There were armadillos in the vicinity, and I had never really had much of a chance to observe these little critters. They looked like something out of the Pleistocene or other prehistoric age. They have long tails and snouts, and an armor shell to protect them. They snuffled around our campsite like little armored pigs, and I wasn't sure what they were after. If one of us startled one of them, it would jump straight up in the air, and run off. I also heard that when threatened they can curl themselves up into impenetrable little balls of armor, but I never saw that. I was a little bit wary to go near them, because I had heard that they can carry the bacteria that causes leprosy. The last thing I wanted was a disease that would cause my extremely helpful extremities and other parts to rot off.
One of our party brought some pot with him, and in the spirit of things we smoked a joint with him. I was a little nervous, thinking that Louisiana State Troopers would show up any minute, bust us, and then I'd have to figure out how to keep myself safe in the Louisiana State Penitentiary or something, but of course I was overimagining things. It was actually quite nice and mellow.

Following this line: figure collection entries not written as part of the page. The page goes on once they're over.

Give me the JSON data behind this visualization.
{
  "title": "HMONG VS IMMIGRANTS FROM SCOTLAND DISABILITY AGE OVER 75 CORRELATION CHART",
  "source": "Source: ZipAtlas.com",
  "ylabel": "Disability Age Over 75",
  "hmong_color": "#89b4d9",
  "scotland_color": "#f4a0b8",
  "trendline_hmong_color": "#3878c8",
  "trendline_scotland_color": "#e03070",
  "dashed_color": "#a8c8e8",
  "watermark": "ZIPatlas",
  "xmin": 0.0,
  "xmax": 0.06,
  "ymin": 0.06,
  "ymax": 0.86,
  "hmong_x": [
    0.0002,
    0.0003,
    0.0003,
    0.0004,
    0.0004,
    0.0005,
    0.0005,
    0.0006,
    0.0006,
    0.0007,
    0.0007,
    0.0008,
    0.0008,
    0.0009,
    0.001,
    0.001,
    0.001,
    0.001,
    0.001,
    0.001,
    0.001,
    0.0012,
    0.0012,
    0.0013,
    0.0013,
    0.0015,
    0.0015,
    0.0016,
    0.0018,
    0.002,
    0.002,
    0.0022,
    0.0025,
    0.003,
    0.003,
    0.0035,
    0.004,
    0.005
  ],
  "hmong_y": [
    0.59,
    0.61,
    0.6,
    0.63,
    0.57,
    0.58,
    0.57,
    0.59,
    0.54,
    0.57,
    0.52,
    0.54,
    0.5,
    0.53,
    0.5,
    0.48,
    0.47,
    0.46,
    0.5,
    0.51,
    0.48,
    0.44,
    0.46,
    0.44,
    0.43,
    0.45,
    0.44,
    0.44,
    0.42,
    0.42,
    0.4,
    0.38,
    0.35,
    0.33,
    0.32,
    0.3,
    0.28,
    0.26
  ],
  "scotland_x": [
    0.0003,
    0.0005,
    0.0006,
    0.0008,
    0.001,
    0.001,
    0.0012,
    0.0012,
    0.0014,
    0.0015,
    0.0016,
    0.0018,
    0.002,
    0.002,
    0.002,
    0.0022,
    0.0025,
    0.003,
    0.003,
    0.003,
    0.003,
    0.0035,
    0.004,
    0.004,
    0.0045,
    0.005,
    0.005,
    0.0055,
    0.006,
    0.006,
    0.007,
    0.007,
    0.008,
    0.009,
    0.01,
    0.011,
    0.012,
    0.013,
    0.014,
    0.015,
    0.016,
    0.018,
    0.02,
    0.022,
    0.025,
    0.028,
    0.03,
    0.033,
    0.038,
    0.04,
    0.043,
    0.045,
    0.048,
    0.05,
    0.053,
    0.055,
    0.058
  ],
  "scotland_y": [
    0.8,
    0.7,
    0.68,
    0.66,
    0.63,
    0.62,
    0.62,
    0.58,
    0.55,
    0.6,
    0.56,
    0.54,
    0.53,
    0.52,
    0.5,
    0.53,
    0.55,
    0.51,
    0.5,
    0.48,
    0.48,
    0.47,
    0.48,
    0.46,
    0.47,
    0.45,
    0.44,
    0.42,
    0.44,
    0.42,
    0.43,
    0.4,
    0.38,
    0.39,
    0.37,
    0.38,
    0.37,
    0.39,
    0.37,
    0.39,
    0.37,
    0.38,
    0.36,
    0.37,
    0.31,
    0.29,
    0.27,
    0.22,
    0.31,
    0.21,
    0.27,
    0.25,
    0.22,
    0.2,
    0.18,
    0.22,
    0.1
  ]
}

But the real treat, and an all day affair, was getting a 25 pound bag of live crawfish at a local store. We spent pretty much the entire day scrubbing the little guys with toothbrushes to get the mud off, and then throwing them into a pot with crab boil to season them. I kind of hated throwing them into the pot, because I got kind of attached to them, but they made for great eating and there were a lot of them in 25 pounds. Of course, the dead ones got thrown away into the bayou - you have to eat live ones because the fish spoils so quickly in the heat of the day. But there weren't that many dead ones and the feast we had was really nice.
It was definitely a unique experience in camping for me to boil up some crawfish and eat it. I can't remember rightly but I think we may have gone to Mulate's in Breaux Bridge before we left for some Cajun cooking. Mulate's is a pretty famous place, and is also known as a place to hear good Cajun music. It has a branch in New Orleans, but the restaurant in Breaux Bridge is the original. If this is the restaurant that I am thinking of where we ate before we went our separate ways at the end of our camping trip, it is the same place where I learned a very valuable lesson. I will put my lesson on its own line so that you don't make the same mistake:
Michael's Law #52
Never let Louisiana Hot Sauce touch your fingers before you go to the bathroom. You'll begin to feel intense prickly hotness where you really don't want it!
Words to live by, all you Littourati out there.
If you want to know more about Breaux Bridge
Correction to above
Megan informs me that we went to Prejean's in Lafayette after our camping trip, not Mulate's in Breaux Bridge. But if you are in the vicinity, think about visiting either or both of these fine establishments for good Cajun food.